Henry Floyd, however, had suffered, -- that everyone could see who had eyes; but only he knew how much. Generally grave and dreamy; when quiet as calm as a dove, as fierce as a hawk when aroused; moving always in an eccentric orbit, which few understood; flashing out now and then gleams which some said were sparks of genius but which most people said were mere eccentricity, he had sunk into a recluse. He was in this state when he met HER. He always afterward referred to her so. He was at a reception when he came upon her on a stairway. A casual word about his life, a smile flashed from her large, dark, luminous eyes, lighting up her face, and Henry Floyd awoke.

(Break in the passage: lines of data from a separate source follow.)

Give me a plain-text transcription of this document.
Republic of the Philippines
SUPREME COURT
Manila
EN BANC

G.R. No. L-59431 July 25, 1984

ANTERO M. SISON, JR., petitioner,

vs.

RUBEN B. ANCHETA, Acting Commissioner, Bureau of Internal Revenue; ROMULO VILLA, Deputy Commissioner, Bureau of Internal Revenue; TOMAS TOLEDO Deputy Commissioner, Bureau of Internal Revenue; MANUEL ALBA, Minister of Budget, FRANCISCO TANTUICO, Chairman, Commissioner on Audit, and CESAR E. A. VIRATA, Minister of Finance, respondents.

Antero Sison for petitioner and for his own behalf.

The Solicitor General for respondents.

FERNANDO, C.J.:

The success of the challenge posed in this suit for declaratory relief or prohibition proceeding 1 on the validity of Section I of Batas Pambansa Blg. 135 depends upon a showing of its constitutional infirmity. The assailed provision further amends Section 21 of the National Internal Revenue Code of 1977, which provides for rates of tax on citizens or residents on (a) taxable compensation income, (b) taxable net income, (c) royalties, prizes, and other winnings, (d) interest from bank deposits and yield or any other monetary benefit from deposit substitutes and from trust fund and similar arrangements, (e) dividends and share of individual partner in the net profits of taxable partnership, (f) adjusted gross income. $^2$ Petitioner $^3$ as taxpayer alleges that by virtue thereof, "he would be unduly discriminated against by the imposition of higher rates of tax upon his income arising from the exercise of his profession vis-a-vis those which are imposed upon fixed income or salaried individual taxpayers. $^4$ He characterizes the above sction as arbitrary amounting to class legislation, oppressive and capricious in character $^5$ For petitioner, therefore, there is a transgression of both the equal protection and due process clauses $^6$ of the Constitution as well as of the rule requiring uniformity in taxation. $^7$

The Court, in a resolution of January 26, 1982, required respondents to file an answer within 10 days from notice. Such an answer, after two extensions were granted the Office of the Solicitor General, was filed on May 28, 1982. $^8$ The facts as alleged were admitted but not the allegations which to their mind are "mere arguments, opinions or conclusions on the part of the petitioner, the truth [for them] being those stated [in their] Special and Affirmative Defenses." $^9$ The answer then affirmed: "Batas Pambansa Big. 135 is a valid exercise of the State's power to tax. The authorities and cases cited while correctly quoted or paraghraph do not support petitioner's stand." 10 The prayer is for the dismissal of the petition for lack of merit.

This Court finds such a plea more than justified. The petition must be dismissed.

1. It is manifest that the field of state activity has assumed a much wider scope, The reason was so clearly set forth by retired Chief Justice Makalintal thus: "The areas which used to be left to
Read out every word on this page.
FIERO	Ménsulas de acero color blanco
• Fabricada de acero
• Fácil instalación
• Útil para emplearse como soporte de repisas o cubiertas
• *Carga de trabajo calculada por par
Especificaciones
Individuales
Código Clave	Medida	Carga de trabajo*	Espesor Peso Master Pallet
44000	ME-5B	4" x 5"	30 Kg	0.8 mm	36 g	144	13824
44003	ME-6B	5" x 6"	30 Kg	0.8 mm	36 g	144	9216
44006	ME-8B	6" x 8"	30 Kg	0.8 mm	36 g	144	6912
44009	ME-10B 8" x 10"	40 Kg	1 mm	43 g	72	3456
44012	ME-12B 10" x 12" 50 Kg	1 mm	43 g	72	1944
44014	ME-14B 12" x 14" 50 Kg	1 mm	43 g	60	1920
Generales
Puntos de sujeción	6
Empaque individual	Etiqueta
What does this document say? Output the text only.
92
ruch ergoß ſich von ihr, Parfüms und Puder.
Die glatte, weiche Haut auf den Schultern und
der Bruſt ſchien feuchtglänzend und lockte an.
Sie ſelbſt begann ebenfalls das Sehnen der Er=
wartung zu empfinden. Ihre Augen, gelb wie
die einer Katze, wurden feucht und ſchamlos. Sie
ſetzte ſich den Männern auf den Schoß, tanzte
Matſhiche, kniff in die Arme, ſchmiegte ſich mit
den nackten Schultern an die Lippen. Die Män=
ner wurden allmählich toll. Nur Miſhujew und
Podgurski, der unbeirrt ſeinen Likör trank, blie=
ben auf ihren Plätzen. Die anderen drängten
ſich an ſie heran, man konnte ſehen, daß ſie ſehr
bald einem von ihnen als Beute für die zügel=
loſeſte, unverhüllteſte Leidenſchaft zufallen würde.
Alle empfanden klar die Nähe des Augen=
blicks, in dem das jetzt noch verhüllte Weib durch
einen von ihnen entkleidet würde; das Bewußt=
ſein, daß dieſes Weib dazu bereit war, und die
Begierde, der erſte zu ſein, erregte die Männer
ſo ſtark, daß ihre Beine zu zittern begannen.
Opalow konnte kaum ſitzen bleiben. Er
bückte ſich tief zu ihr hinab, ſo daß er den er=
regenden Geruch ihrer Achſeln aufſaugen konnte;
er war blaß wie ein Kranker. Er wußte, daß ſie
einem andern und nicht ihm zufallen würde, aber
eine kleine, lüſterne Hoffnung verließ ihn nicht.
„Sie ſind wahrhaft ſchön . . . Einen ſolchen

She had called him from the dead. It was a case of love at first sight. From that time he never had a thought for anyone else, least of all for himself. He lived in her and for her. He blossomed under her sympathy as a tree comes out under the sunshine and soft breath of spring. He grew, he broadened. She was his sun, his breath of life; he worshipped her. Then one day she died -- suddenly -- sank down and died as a butterfly might die, chilled by a blast. With her Henry Floyd buried his youth. For a time people were sympathetic; but they began immediately to speculate about him, then to gossip about him. It made no difference to him or in him. He was like a man that is dead, who felt no more. One thing about a great sorrow is that it destroys all lesser ones.